Seders herself, now 74 years old, is a version of this distinguished brown-gray house. Her reasons for keeping her distance are entirely personal. Greenwood feels like the happy country house where her family went for refuge from Paris's Fourth Arrondissement during the war. She needs a garden, birds, and sky, and finds Pioneer Square—like Paris—dingy and small.

Above all, she does not schmooze, cajole, or convince. The painter Goldberg got his start with Seders, living in the basement of the Greenwood house rent-free. "We were all frustrated with her for the same thing, and we all liked her for the same thing: She wasn't the world's greatest salesperson," Goldberg said. "It was refreshing not to have a used-car salesman for an art dealer. But you wouldn't expect a shy, reclusive person to be running an art gallery, for chrissakes! I think people sensed that she was in a fragile position and wanted to support her. She loved art. She wasn't in it for the money, she just wasn't. We wished to hell she was sometimes. She was just dedicated to art and people like Guy could pick up on that real fast, that he wasn't just a commodity.
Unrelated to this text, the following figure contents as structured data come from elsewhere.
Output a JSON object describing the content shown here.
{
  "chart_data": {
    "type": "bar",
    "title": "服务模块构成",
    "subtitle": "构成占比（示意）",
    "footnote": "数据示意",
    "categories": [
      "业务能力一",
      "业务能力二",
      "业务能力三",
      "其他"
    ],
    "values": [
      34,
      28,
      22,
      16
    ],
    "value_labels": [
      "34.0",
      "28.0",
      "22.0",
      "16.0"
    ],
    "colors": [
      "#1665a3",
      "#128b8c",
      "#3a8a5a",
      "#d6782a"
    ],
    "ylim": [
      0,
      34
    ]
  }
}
Everybody had that response to her."

Seders has a reputation for intellectual sincerity, business honesty, professionalism, and devotion to her artists. The longtime Anderson collector Terry Welch describes her as having "a crystalline mind." (She is, in fact, learning Chinese from books.) When the artist Michael Howard, known for his earthy paintings of lonely architecture, decided to make vivid, painted-collage abstractions, she readily exhibited his new direction, whereas plenty of gallerists would have discouraged it.

Seders doesn't give discounts to museums, so that her artists get their full price. She has followed through on planned catalogs even after the artists in question switched galleries. And she has handled her rather famous defeats with grace. In the 1990s, shortly before Anderson died and after she had represented him for three decades, his spouse moved Anderson's work to another gallery suddenly and for no good reason. But even more painful was when Jacob Lawrence's widow, Gwen Knight, yanked his works from the Seders Gallery in 2002 after a relationship that spanned decades.
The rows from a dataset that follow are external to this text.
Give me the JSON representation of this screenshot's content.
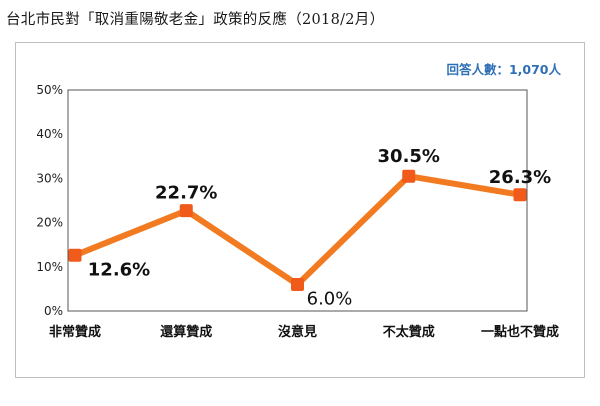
{
  "title": "台北市民對「取消重陽敬老金」政策的反應（2018/2月）",
  "respondents": "回答人數：1,070人",
  "chart_data": {
    "type": "line",
    "categories": [
      "非常贊成",
      "還算贊成",
      "沒意見",
      "不太贊成",
      "一點也不贊成"
    ],
    "values": [
      12.6,
      22.7,
      6.0,
      30.5,
      26.3
    ],
    "data_labels": [
      "12.6%",
      "22.7%",
      "6.0%",
      "30.5%",
      "26.3%"
    ],
    "yticks": [
      "0%",
      "10%",
      "20%",
      "30%",
      "40%",
      "50%"
    ],
    "ylim": [
      0,
      50
    ],
    "grid": false,
    "line_color": "#f27a20",
    "marker_color": "#f05a1a"
  }
}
"They were kind of a family," says curator Beth Sellars. "Whenever Gwen and Jake had to go somewhere, it was usually Francine who drove them." Seders, notably, drives a dark-red 1966 Mustang. "I curated a Lawrence show for the Henry. Francine was totally gracious about it, and you knew she was suffering."
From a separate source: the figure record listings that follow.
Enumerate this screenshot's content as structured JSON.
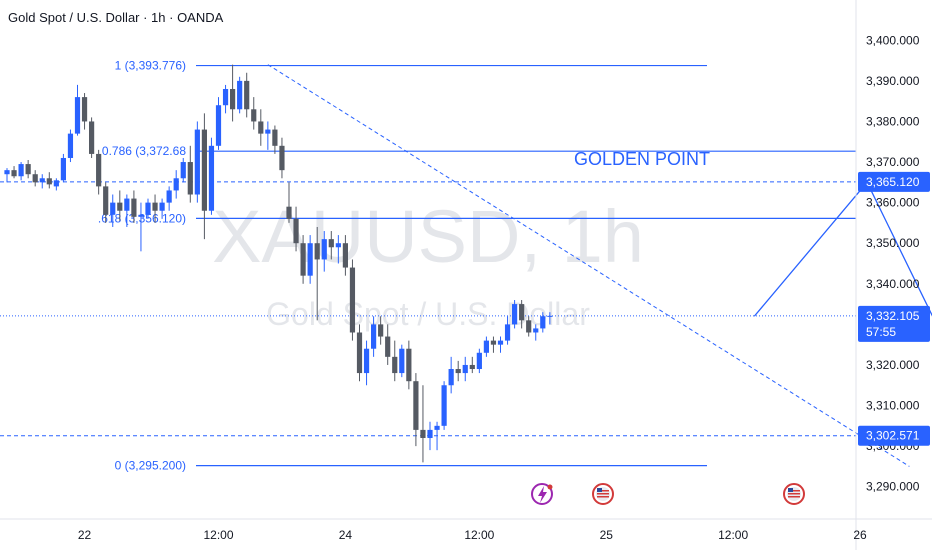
{
  "header": {
    "title": "Gold Spot / U.S. Dollar · 1h · OANDA"
  },
  "watermark": {
    "symbol": "XAUUSD, 1h",
    "description": "Gold Spot / U.S. Dollar"
  },
  "annotation": {
    "label": "GOLDEN POINT"
  },
  "colors": {
    "up": "#2962ff",
    "down": "#555a63",
    "accent": "#2962ff"
  },
  "chart_data": {
    "type": "candlestick",
    "timeframe": "1h",
    "yaxis": {
      "range": [
        3285,
        3405
      ],
      "ticks": [
        3290,
        3300,
        3310,
        3320,
        3330,
        3340,
        3350,
        3360,
        3370,
        3380,
        3390,
        3400
      ],
      "tick_labels": [
        "3,290.000",
        "3,300.000",
        "3,310.000",
        "3,320.000",
        "3,330.000",
        "3,340.000",
        "3,350.000",
        "3,360.000",
        "3,370.000",
        "3,380.000",
        "3,390.000",
        "3,400.000"
      ]
    },
    "xaxis": {
      "range": [
        0,
        135
      ],
      "ticks": [
        {
          "bar": 11,
          "label": "22"
        },
        {
          "bar": 30,
          "label": "12:00"
        },
        {
          "bar": 48,
          "label": "24"
        },
        {
          "bar": 67,
          "label": "12:00"
        },
        {
          "bar": 85,
          "label": "25"
        },
        {
          "bar": 103,
          "label": "12:00"
        },
        {
          "bar": 121,
          "label": "26"
        },
        {
          "bar": 140,
          "label": "12:00"
        }
      ]
    },
    "candles": [
      [
        3367.0,
        3368.5,
        3365.0,
        3368.0
      ],
      [
        3368.0,
        3369.0,
        3366.0,
        3366.5
      ],
      [
        3366.5,
        3370.0,
        3365.5,
        3369.5
      ],
      [
        3369.5,
        3370.5,
        3366.0,
        3367.0
      ],
      [
        3367.0,
        3368.0,
        3364.0,
        3365.0
      ],
      [
        3365.0,
        3367.0,
        3363.5,
        3366.0
      ],
      [
        3366.0,
        3367.5,
        3363.5,
        3364.5
      ],
      [
        3364.0,
        3366.0,
        3363.0,
        3365.5
      ],
      [
        3365.5,
        3372.0,
        3365.0,
        3371.0
      ],
      [
        3371.0,
        3378.0,
        3370.0,
        3377.0
      ],
      [
        3377.0,
        3389.0,
        3376.5,
        3386.0
      ],
      [
        3386.0,
        3387.0,
        3378.0,
        3380.0
      ],
      [
        3380.0,
        3381.0,
        3371.0,
        3372.0
      ],
      [
        3372.0,
        3373.0,
        3362.0,
        3364.0
      ],
      [
        3364.0,
        3365.0,
        3355.0,
        3357.0
      ],
      [
        3357.0,
        3362.0,
        3354.0,
        3360.0
      ],
      [
        3360.0,
        3363.0,
        3355.5,
        3358.0
      ],
      [
        3358.0,
        3362.0,
        3354.0,
        3361.0
      ],
      [
        3361.0,
        3363.0,
        3355.0,
        3356.5
      ],
      [
        3356.5,
        3360.0,
        3348.0,
        3357.0
      ],
      [
        3357.0,
        3361.0,
        3356.0,
        3360.0
      ],
      [
        3360.0,
        3362.0,
        3355.0,
        3358.0
      ],
      [
        3358.0,
        3361.0,
        3356.0,
        3360.0
      ],
      [
        3360.0,
        3364.0,
        3358.0,
        3363.0
      ],
      [
        3363.0,
        3368.0,
        3361.0,
        3366.0
      ],
      [
        3366.0,
        3371.0,
        3365.0,
        3370.0
      ],
      [
        3370.0,
        3374.0,
        3360.0,
        3362.0
      ],
      [
        3362.0,
        3380.0,
        3360.0,
        3378.0
      ],
      [
        3378.0,
        3382.0,
        3351.0,
        3358.0
      ],
      [
        3358.0,
        3376.0,
        3357.0,
        3374.0
      ],
      [
        3374.0,
        3386.0,
        3373.0,
        3384.0
      ],
      [
        3384.0,
        3389.0,
        3382.0,
        3388.0
      ],
      [
        3388.0,
        3394.0,
        3380.0,
        3383.0
      ],
      [
        3383.0,
        3391.0,
        3382.0,
        3390.0
      ],
      [
        3390.0,
        3392.0,
        3381.0,
        3383.0
      ],
      [
        3383.0,
        3386.0,
        3378.0,
        3380.0
      ],
      [
        3380.0,
        3383.0,
        3374.0,
        3377.0
      ],
      [
        3377.0,
        3380.0,
        3373.0,
        3378.0
      ],
      [
        3378.0,
        3379.0,
        3372.0,
        3374.0
      ],
      [
        3374.0,
        3376.0,
        3366.0,
        3368.0
      ],
      [
        3359.0,
        3365.0,
        3355.0,
        3356.0
      ],
      [
        3356.0,
        3359.0,
        3348.0,
        3350.0
      ],
      [
        3350.0,
        3352.0,
        3340.0,
        3342.0
      ],
      [
        3342.0,
        3352.0,
        3340.0,
        3350.0
      ],
      [
        3350.0,
        3354.0,
        3331.0,
        3346.0
      ],
      [
        3346.0,
        3353.0,
        3343.0,
        3351.0
      ],
      [
        3351.0,
        3353.0,
        3346.0,
        3349.0
      ],
      [
        3349.0,
        3352.0,
        3345.0,
        3350.0
      ],
      [
        3350.0,
        3352.0,
        3342.0,
        3344.0
      ],
      [
        3344.0,
        3346.0,
        3326.0,
        3328.0
      ],
      [
        3328.0,
        3330.0,
        3316.0,
        3318.0
      ],
      [
        3318.0,
        3326.0,
        3315.0,
        3324.0
      ],
      [
        3324.0,
        3332.0,
        3322.0,
        3330.0
      ],
      [
        3330.0,
        3332.0,
        3325.0,
        3327.0
      ],
      [
        3327.0,
        3330.0,
        3320.0,
        3322.0
      ],
      [
        3322.0,
        3326.0,
        3316.0,
        3318.0
      ],
      [
        3318.0,
        3325.0,
        3317.0,
        3324.0
      ],
      [
        3324.0,
        3326.0,
        3314.0,
        3316.0
      ],
      [
        3316.0,
        3318.0,
        3300.0,
        3304.0
      ],
      [
        3304.0,
        3315.0,
        3296.0,
        3302.0
      ],
      [
        3302.0,
        3306.0,
        3299.0,
        3304.0
      ],
      [
        3304.0,
        3306.0,
        3299.0,
        3305.0
      ],
      [
        3305.0,
        3316.0,
        3304.0,
        3315.0
      ],
      [
        3315.0,
        3322.0,
        3313.0,
        3319.0
      ],
      [
        3319.0,
        3321.0,
        3316.0,
        3318.0
      ],
      [
        3318.0,
        3322.0,
        3316.0,
        3320.0
      ],
      [
        3320.0,
        3322.0,
        3318.0,
        3319.0
      ],
      [
        3319.0,
        3324.0,
        3318.0,
        3323.0
      ],
      [
        3323.0,
        3327.0,
        3322.0,
        3326.0
      ],
      [
        3326.0,
        3327.0,
        3323.0,
        3325.0
      ],
      [
        3325.0,
        3327.0,
        3323.0,
        3326.0
      ],
      [
        3326.0,
        3332.0,
        3325.0,
        3330.0
      ],
      [
        3330.0,
        3336.0,
        3329.0,
        3335.0
      ],
      [
        3335.0,
        3336.0,
        3329.0,
        3331.0
      ],
      [
        3331.0,
        3332.0,
        3327.0,
        3328.0
      ],
      [
        3328.0,
        3330.0,
        3326.0,
        3329.0
      ],
      [
        3329.0,
        3333.0,
        3328.0,
        3332.0
      ],
      [
        3332.0,
        3333.0,
        3330.0,
        3332.1
      ]
    ],
    "fib_levels": [
      {
        "label": "1 (3,393.776)",
        "value": 3393.776
      },
      {
        "label": "0.786 (3,372.68",
        "value": 3372.68
      },
      {
        "label": ".618 (3,356.120)",
        "value": 3356.12
      },
      {
        "label": "0 (3,295.200)",
        "value": 3295.2
      }
    ],
    "horizontal_levels": [
      {
        "label": "3,365.120",
        "value": 3365.12
      },
      {
        "label": "3,302.571",
        "value": 3302.571
      }
    ],
    "current_price": {
      "label": "3,332.105",
      "value": 3332.105,
      "countdown": "57:55"
    },
    "projection_path": [
      {
        "bar": 106,
        "price": 3332
      },
      {
        "bar": 122,
        "price": 3365
      },
      {
        "bar": 140,
        "price": 3301
      }
    ],
    "trend_line": [
      {
        "bar": 37,
        "price": 3394
      },
      {
        "bar": 128,
        "price": 3295
      }
    ]
  }
}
Seders admits she was "very personally hurt." And on top of the emotional loss, she also took on a financial burden: Artists like Anderson and Lawrence carry a gallery. Seders had hired an employee—her gallery is like a family, and one assistant has worked there 34 years—just to keep up with Lawrence's popularity, "and I am trying very hard to conserve their jobs. I don't have much savings, much money put aside—I plan to work as long as I can."

Seders is one of the only remaining dealers in a line that goes back to the earliest contemporary galleries in Seattle. When Lawrimore Project opened this year, Greg Kucera, who opened his Pioneer Square gallery in 1983 shortly after showing his own paintings at Seders's, passed new dealer Scott Lawrimore a stone Seders had given him. One side was rough, one smooth: a symbol of what was in store. Kucera describes the Seders Gallery as "a genteel business, but not a snobby business."

Laughingly, Seders says her only regret is not marrying a rich man so she could support her three dozen artists better. She got close to marriage twice, but said she felt it would compromise her independence—an explanation that didn't stop people from looking at her funny when she explained that, no, she wasn't a lesbian. People have always found her inexplicable. The abstract painter Robert Jones has known her since 1969, and "my shows never sell, but she's carried me all these years," he said. "I'm very fond of her, but I don't know her very well," he added. "I think she's an unknown thing."